LangGraph diagram showing a fast-handler node with a confidence gate, routing either directly to END (reactive path) or onward to a planner and executor (deliberative path)

This is not exotic engineering. It is the application of a 40-year-old architectural insight — the reactive/deliberative hybrid — to the LLM context.

The Road Ahead

The architectures that will define the next few years are not yet settled. We are seeing serious research interest in agents that can modify their own prompts and tools (self-improving agents), agents that maintain persistent world models across very long time horizons, and multi-agent systems where specialization and communication protocols matter as much as individual model capability.
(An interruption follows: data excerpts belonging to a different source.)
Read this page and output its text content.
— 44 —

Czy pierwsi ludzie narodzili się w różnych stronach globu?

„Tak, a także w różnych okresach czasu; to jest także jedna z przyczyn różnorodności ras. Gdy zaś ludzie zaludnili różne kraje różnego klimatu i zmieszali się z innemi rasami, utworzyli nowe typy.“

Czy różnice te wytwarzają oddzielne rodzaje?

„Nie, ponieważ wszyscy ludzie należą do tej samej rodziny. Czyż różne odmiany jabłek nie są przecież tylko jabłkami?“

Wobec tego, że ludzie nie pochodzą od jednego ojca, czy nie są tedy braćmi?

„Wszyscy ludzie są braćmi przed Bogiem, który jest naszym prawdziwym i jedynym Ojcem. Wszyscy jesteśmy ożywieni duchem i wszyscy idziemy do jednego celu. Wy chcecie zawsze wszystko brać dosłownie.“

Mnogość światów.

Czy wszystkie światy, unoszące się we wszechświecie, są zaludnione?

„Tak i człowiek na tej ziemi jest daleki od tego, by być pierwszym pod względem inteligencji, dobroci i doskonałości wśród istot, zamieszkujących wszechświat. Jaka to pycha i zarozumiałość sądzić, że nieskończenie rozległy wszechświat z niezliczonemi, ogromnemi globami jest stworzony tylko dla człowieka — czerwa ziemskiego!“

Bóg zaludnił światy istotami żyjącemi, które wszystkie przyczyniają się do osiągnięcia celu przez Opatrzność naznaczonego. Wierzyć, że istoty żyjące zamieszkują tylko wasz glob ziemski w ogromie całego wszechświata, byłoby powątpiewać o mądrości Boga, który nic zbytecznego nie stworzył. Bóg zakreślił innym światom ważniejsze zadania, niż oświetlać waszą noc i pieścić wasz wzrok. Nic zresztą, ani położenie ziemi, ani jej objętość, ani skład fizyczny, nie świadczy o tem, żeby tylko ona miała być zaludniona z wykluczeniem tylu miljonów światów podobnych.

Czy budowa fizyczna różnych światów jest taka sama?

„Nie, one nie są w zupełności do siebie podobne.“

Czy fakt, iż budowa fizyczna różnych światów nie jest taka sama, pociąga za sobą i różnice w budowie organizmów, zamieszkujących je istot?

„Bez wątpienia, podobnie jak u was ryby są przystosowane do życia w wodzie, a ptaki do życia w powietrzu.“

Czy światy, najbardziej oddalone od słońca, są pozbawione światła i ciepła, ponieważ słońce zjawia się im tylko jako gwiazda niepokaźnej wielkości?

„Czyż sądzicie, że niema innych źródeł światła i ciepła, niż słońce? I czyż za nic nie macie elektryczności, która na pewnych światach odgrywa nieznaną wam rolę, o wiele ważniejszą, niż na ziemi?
What I am confident about: the teams that understand the underlying architectural principles — not just the framework APIs — will build systems that are faster to debug, cheaper to operate, and more reliable in production. The history of AI is littered with frameworks that came and went. The ideas behind reactive, deliberative, and cognitive architectures have been around for decades for good reason.

Build on the ideas, not just the tools.